Our German accounting services include the following:
Our German chartered accountants and cpa’s work with our clients who require German bookkeeping support to identify suitable outsourcing or other solutions. We work with the very latest IT systems and can do the German GAAP accounts and all analyses in German and English language. We prepare internal group reportings according to our clients very special requirements.
• Statutory Accounts
Our chartered accountants in Germany actively manage the timing of the German accounts production process to ensure that you meet your statutory responsibilities and through this information, take advantage of early tax planning opportunities. We also ensure there is the minimum delay between data delivery and you receiving your accounts. We prepare German annual accounts in accordance with the legal standards so that they can be presented to German banks, the German tax office, the German Federal Gazette and other German authorities.
• Basic information about German Corporate Income Tax
Companies Liable to Corporate Income Tax in Germany
Corporate companies, such as the limited liability company (GmbH) or the stock corporation (AG), based in Germany or with an executive board in Germany are liable to corporate income tax on globally generated income. Dividends that have been generated and taxed abroad may be exempt from taxation in Germany or taxes paid in a foreign country can be offset against taxation in Germany.
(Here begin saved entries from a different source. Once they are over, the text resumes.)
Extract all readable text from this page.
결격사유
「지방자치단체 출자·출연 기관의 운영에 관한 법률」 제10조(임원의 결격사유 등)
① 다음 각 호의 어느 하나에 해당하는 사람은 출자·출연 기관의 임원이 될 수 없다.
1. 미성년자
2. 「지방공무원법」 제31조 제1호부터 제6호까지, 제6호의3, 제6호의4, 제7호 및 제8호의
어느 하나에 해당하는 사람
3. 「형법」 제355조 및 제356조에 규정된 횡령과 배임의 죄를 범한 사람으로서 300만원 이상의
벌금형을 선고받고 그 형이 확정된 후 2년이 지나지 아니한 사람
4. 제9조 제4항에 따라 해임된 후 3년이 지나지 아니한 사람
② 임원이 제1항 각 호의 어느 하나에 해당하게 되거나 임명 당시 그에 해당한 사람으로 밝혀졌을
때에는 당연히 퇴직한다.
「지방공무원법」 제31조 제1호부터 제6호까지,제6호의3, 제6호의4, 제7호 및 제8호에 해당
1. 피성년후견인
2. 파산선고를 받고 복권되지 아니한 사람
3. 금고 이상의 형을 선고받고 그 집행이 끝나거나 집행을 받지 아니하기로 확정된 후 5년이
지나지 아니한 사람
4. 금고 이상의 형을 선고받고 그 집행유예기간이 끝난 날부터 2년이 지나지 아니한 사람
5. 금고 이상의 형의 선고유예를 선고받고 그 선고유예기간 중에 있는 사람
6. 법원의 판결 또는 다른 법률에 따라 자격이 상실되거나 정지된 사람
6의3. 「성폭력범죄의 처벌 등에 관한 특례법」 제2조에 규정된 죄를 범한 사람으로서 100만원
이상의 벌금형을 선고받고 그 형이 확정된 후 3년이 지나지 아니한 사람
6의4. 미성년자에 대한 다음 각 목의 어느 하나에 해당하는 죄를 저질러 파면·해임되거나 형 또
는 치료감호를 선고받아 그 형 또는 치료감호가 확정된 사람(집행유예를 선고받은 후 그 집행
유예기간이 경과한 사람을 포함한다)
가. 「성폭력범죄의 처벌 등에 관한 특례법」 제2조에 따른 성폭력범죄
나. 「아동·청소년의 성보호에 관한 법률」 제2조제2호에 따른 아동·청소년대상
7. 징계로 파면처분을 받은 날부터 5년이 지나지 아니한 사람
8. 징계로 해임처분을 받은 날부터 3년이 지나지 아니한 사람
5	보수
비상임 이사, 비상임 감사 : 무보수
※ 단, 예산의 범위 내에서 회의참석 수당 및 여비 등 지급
Corporate companies who are not based in Germany nor have an executive board in Germany are only liable to corporate income tax on income generated inside Germany (e.g. via a permanent establishment, dividends or licenses).
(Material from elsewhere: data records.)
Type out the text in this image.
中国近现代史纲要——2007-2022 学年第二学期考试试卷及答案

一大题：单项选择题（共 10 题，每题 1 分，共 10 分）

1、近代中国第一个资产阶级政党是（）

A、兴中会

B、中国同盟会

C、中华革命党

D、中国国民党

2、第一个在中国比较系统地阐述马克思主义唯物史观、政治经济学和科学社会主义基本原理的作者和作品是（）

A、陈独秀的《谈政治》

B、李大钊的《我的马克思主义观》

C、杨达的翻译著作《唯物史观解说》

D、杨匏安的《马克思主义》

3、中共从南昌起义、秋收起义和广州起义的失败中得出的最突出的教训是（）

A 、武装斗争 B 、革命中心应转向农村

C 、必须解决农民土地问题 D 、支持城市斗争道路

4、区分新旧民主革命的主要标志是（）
Corporate Income Tax Base in Germany
Taxable income (i.e. annual business profit) forms the tax base for corporate income tax. Under German commercial law, corporate company annual profit is calculated according to the accrual basis accounting method. This is recorded in the annual financial statement and forms the basis for determining taxable income.
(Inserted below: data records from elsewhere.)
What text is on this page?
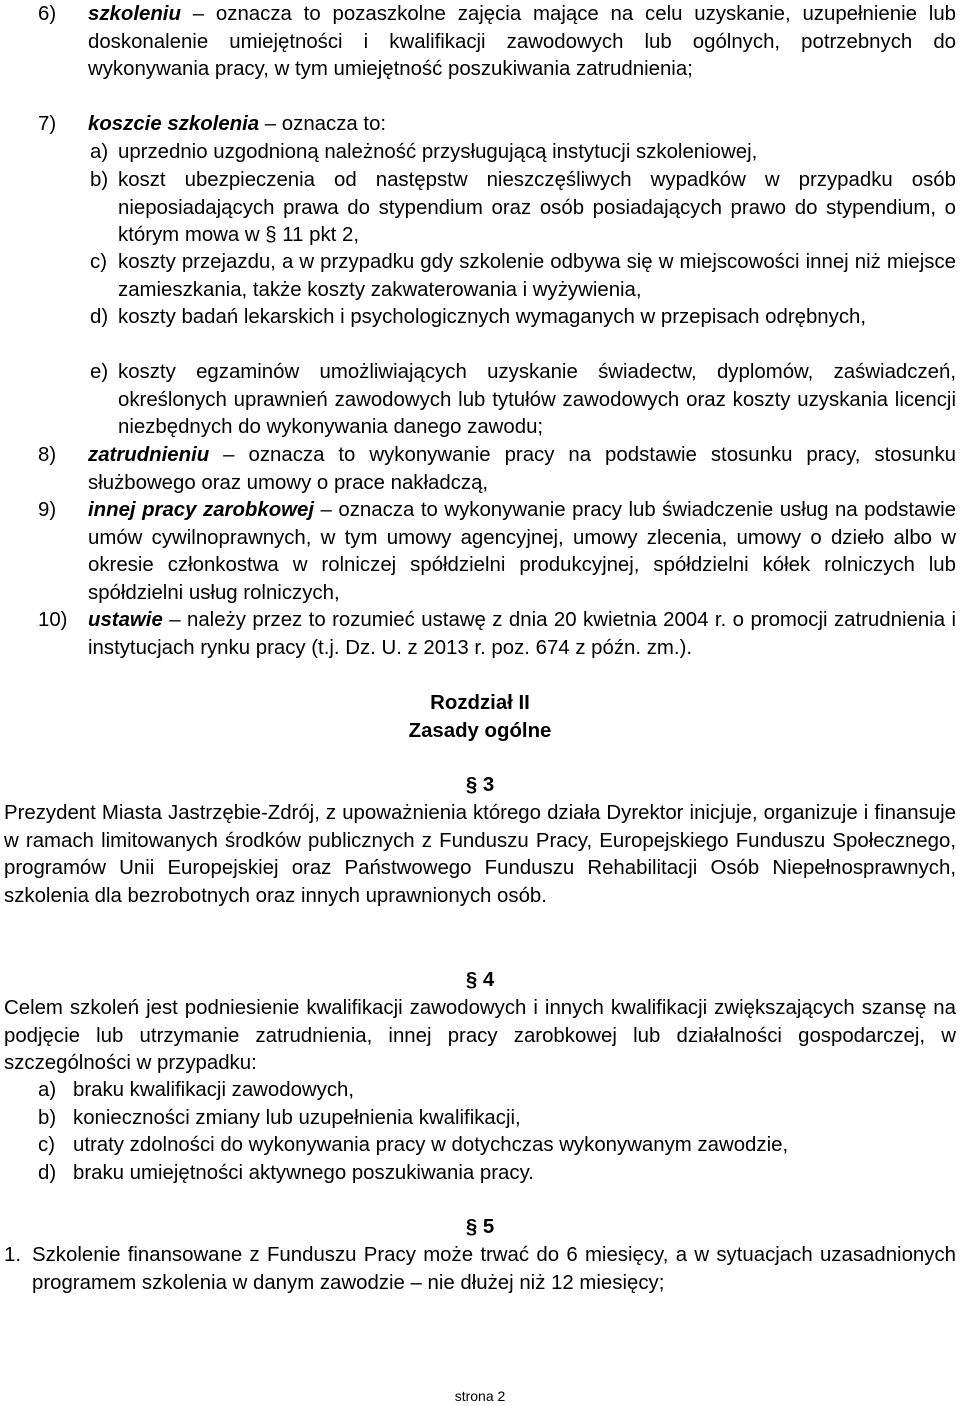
6) szkoleniu – oznacza to pozaszkolne zajęcia mające na celu uzyskanie, uzupełnienie lub doskonalenie umiejętności i kwalifikacji zawodowych lub ogólnych, potrzebnych do wykonywania pracy, w tym umiejętność poszukiwania zatrudnienia;
7) koszcie szkolenia – oznacza to:
a) uprzednio uzgodnioną należność przysługującą instytucji szkoleniowej,
b) koszt ubezpieczenia od następstw nieszczęśliwych wypadków w przypadku osób nieposiadających prawa do stypendium oraz osób posiadających prawo do stypendium, o którym mowa w § 11 pkt 2,
c) koszty przejazdu, a w przypadku gdy szkolenie odbywa się w miejscowości innej niż miejsce zamieszkania, także koszty zakwaterowania i wyżywienia,
d) koszty badań lekarskich i psychologicznych wymaganych w przepisach odrębnych,
e) koszty egzaminów umożliwiających uzyskanie świadectw, dyplomów, zaświadczeń, określonych uprawnień zawodowych lub tytułów zawodowych oraz koszty uzyskania licencji niezbędnych do wykonywania danego zawodu;
8) zatrudnieniu – oznacza to wykonywanie pracy na podstawie stosunku pracy, stosunku służbowego oraz umowy o prace nakładczą,
9) innej pracy zarobkowej – oznacza to wykonywanie pracy lub świadczenie usług na podstawie umów cywilnoprawnych, w tym umowy agencyjnej, umowy zlecenia, umowy o dzieło albo w okresie członkostwa w rolniczej spółdzielni produkcyjnej, spółdzielni kółek rolniczych lub spółdzielni usług rolniczych,
10) ustawie – należy przez to rozumieć ustawę z dnia 20 kwietnia 2004 r. o promocji zatrudnienia i instytucjach rynku pracy (t.j. Dz. U. z 2013 r. poz. 674 z późn. zm.).
Rozdział II
Zasady ogólne
§ 3
Prezydent Miasta Jastrzębie-Zdrój, z upoważnienia którego działa Dyrektor inicjuje, organizuje i finansuje w ramach limitowanych środków publicznych z Funduszu Pracy, Europejskiego Funduszu Społecznego, programów Unii Europejskiej oraz Państwowego Funduszu Rehabilitacji Osób Niepełnosprawnych, szkolenia dla bezrobotnych oraz innych uprawnionych osób.
§ 4
Celem szkoleń jest podniesienie kwalifikacji zawodowych i innych kwalifikacji zwiększających szansę na podjęcie lub utrzymanie zatrudnienia, innej pracy zarobkowej lub działalności gospodarczej, w szczególności w przypadku:
a) braku kwalifikacji zawodowych,
b) konieczności zmiany lub uzupełnienia kwalifikacji,
c) utraty zdolności do wykonywania pracy w dotychczas wykonywanym zawodzie,
d) braku umiejętności aktywnego poszukiwania pracy.
§ 5
1. Szkolenie finansowane z Funduszu Pracy może trwać do 6 miesięcy, a w sytuacjach uzasadnionych programem szkolenia w danym zawodzie – nie dłużej niż 12 miesięcy;
strona 2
However, German tax law provides different accounting options and income correction rules, meaning that the taxable income usually differs from the annual profit determined in the financial statement under commercial law.
Corporate Income Tax Rate in Germany
Corporate income tax is levied as a flat nationwide tax at a rate of 15 percent of taxable corporate income.
In addition a solidarity surcharge (Solidaritätszuschlag) is added on top of the corporate income tax. The solidarity surcharge was introduced in 1995 to finance German reunification. The surcharge is 5.5 percent of the 15 percent corporate income tax; creating a total of 0.825 percent of taxable income.
Thus, corporate income tax and solidarity surcharge add up to a total of 15.825 percent.
Taxation of Dividends in Germany
If a German subsidiary company distributes profits to its corporate foreign parent company (a dividend payment) then a 25 percent rate of withholding tax (Kapitalertragssteuer) is payable in Germany.
In the event of the existence of a double taxation agreement (DTA) between the Federal Republic of Germany and another country, the rate of withholding tax that is paid can be reimbursed according to the agreements made in the corresponding DTA.
As a rule, dividend payments on the basis of a DTA are taxed at a reduced rate of taxation at levels of just 5, 10 or 15 percent. At a partial level there is also the possibility of an initial exemption from withholding tax.
The withholding tax paid in Germany can also be credited against the tax liability of the parent company which exists abroad or the parent company is made exempt from the taxation in regard to the received dividends. In effect, this means that no double taxation takes place.
As a rule, two fifth of the withholding tax paid can be reimbursed if the creditor of the dividend-paying German corporation is a foreign corporation and if there is no DTA between Germany and the foreign nation.
Within the EU, dividend payments between a corporate domestic subsidiary company and a corporate foreign parent company are tax-free over and above a 10 percent stake.
Profits which are distributed to private stock-holders are liable to a final withholding tax (Abgeltungssteuer) of 25 percent plus the solidarity surcharge. The final withholding tax is retained by the debtor of the dividend or the institution managing the deposit (for instance a bank) and then paid to the tax office. However, the application of a DTA may lead to a lower withholding tax if the private stockholder resides in another country.
Did you know that Chartered Accountants were the first accountants to form a professional accounting body, initially established in Scotland in 1854. The German Institute of German Tax Accountants in Germany were founded in 1943. The title is an internationally recognised professional designation, and is generally equivalent to the American certified public accountant designation.
Chartered accountants in Germany work in all fields of business and finance, including audit, taxation, financial and general management. Some are engaged in public practice work, others work in the private sector.
German Chartered accountants’ institutes require members in Germany to undertake a minimum level of continuing professional development to stay professionally competitive.